The function works with both finite and infinite iterables by evaluating their elements lazily and makes your code look more readable and concise.
NumPy Approach
When working with data science applications, NumPy’s array_split() function provides an alternative that automatically handles unequal chunk sizes:
import numpy as np
my_list = [1, 2, 3, 4, 5, 6, 7, 8]
chunk_size = 3
# Calculate number of chunks needed
num_chunks = len(my_list) // chunk_size + (len(my_list) % chunk_size != 0)
res = np.array_split(my_list, num_chunks)
# Convert numpy arrays back to Python lists
chunks = [list(arr) for arr in res]
print(chunks) # [[1, 2, 3], [4, 5, 6], [7, 8]]
This method is particularly useful when the list size is not perfectly divisible by n source.
As Spark By Examples notes, numpy.array_split() is another easy and efficient way to split a list into evenly sized chunks. It splits an array (or list) into multiple sub-arrays of equal or near-equal size.
Generator Functions
Generator functions provide a memory-efficient way to handle large lists by yielding chunks one at a time:
from itertools import islice
def chunked_list(lst, chunk_size):
"""Generator function to yield chunks of specified size"""
it = iter(lst)
while True:
chunk = list(islice(it, chunk_size))
if not chunk:
break
yield chunk
# Example usage
my_list = [1, 2, 3, 4, 5, 6, 7, 8, 9]
chunk_size = 3
for chunk in chunked_list(my_list, chunk_size):
print(chunk)
This approach uses itertools.islice to efficiently create chunks without loading the entire list into memory at once source.
List Comprehension Method
For those who prefer a more compact approach, list comprehension can be used:
def chunkify(lst, chunk_size):
"""Split list into chunks using list comprehension"""

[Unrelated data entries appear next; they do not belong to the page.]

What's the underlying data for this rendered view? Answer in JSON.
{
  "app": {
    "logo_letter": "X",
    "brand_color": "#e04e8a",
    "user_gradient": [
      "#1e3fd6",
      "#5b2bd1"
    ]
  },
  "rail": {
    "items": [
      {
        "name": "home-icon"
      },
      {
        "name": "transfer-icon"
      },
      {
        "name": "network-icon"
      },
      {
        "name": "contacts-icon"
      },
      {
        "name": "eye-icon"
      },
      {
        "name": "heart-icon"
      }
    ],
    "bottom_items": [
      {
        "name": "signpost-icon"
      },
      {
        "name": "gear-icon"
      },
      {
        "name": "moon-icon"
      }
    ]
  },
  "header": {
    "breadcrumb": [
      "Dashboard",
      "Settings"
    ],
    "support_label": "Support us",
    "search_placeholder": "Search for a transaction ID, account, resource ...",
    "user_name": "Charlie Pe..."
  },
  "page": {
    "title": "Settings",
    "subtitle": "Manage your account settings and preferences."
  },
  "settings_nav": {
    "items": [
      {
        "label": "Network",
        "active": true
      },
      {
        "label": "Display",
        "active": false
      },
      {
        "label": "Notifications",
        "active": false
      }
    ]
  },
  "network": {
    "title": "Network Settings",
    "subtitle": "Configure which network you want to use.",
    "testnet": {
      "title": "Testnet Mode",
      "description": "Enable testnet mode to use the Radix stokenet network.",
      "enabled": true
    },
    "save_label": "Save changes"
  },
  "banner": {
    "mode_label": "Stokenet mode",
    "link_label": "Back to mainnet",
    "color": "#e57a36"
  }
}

return [lst[i:i+chunk_size] for i in range(0, len(lst), chunk_size)]
# Example usage
my_list = [1, 2, 3, 4, 5, 6, 7, 8, 9]
chunk_size = 3
chunks = chunkify(my_list, chunk_size)
print(chunks) # [[1, 2, 3], [4, 5, 6], [7, 8, 9]]

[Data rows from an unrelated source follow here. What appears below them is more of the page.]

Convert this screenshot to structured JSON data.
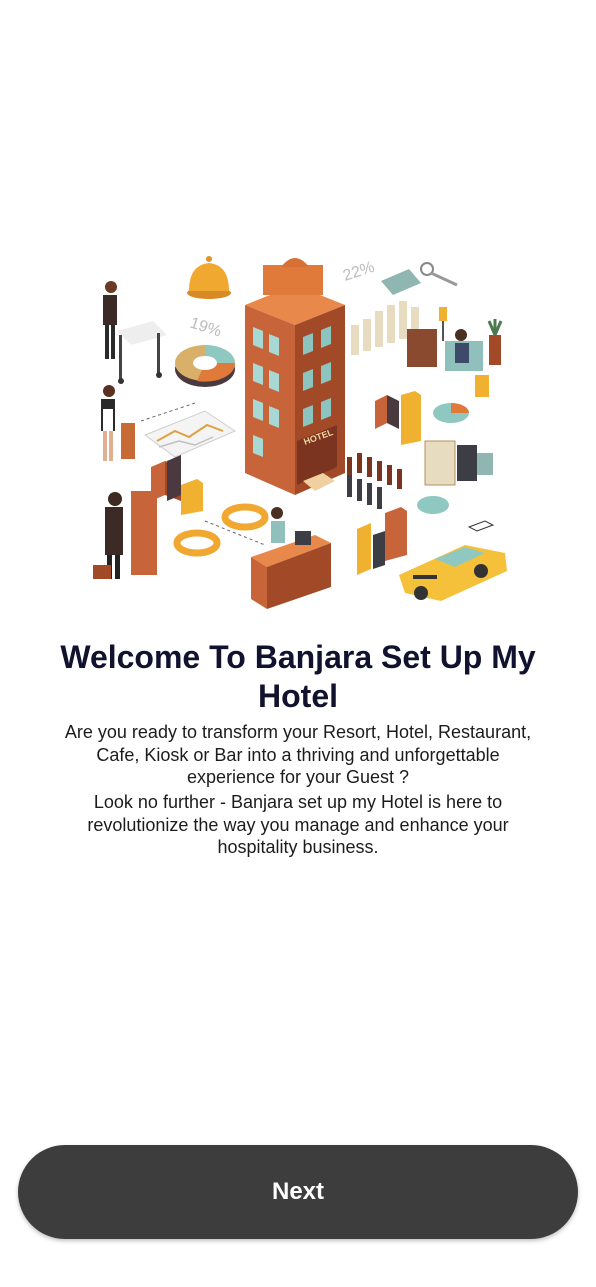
{
  "welcome": {
    "title": "Welcome To Banjara Set Up My Hotel",
    "paragraph_1": "Are you ready to transform your Resort, Hotel, Restaurant, Cafe, Kiosk or Bar into a thriving and unforgettable experience for your Guest ?",
    "paragraph_2": "Look no further - Banjara set up my Hotel is here to revolutionize the way you manage and enhance your hospitality business."
  },
  "illustration": {
    "name": "hotel-isometric-illustration",
    "labels": {
      "percent_left": "19%",
      "percent_right": "22%",
      "hotel_sign": "HOTEL"
    }
  },
  "footer": {
    "next_label": "Next"
  },
  "colors": {
    "title": "#10122e",
    "button_bg": "#3d3d3d",
    "button_text": "#ffffff",
    "hotel_orange": "#c8643a",
    "accent_yellow": "#f0b030",
    "accent_teal": "#8fc8c0"
  }
}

This one-liner approach is concise and effective for most use cases source.
Performance Comparison
Different methods have different performance characteristics:
| Method | Memory Usage | Speed | Readability | Python Version |
|---|---|---|---|---|
itertools.batched() |
Low | Fast | Excellent | 3.12+ |
| List comprehension | Medium | Fast | Good | All |
| Generator function | Low | Medium | Good | All |
| NumPy array_split | Medium | Fast | Good | With NumPy |
As Real Python emphasizes, performance varies depending on the size of your list and whether you need lazy evaluation.
Handling Edge Cases
When splitting lists, consider these edge cases:
- Empty list - Should return an empty list
- Chunk size larger than list - Should return the original list as a single chunk
- Chunk size of zero - Should raise an exception
- Negative chunk size - Should raise an exception
Here’s a robust implementation:
def safe_split_list(my_list, chunk_size):
"""Safely split list with error handling"""
if chunk_size <= 0:
raise ValueError("Chunk size must be positive")
if not my_list:
return []
return list(split_list_simple(my_list, chunk_size))
For lists that don’t divide evenly, the methods above will create the last chunk with fewer elements. If you need exactly equal-sized chunks with padding, you’ll need additional logic to handle this case.
Conclusion
Splitting a list into equally-sized chunks in Python can be accomplished through several methods:
- For Python 3.12+: Use
itertools.batched()for the most elegant and efficient solution - For all Python versions: Use list slicing with range() for simplicity and readability
- For data science applications: Consider NumPy’s
array_split()for handling large datasets - For memory efficiency: Use generator functions to handle very large lists
Choose the method that best fits your Python version, performance requirements, and coding style preferences. The list slicing approach remains the most universally applicable and readable solution for most use cases.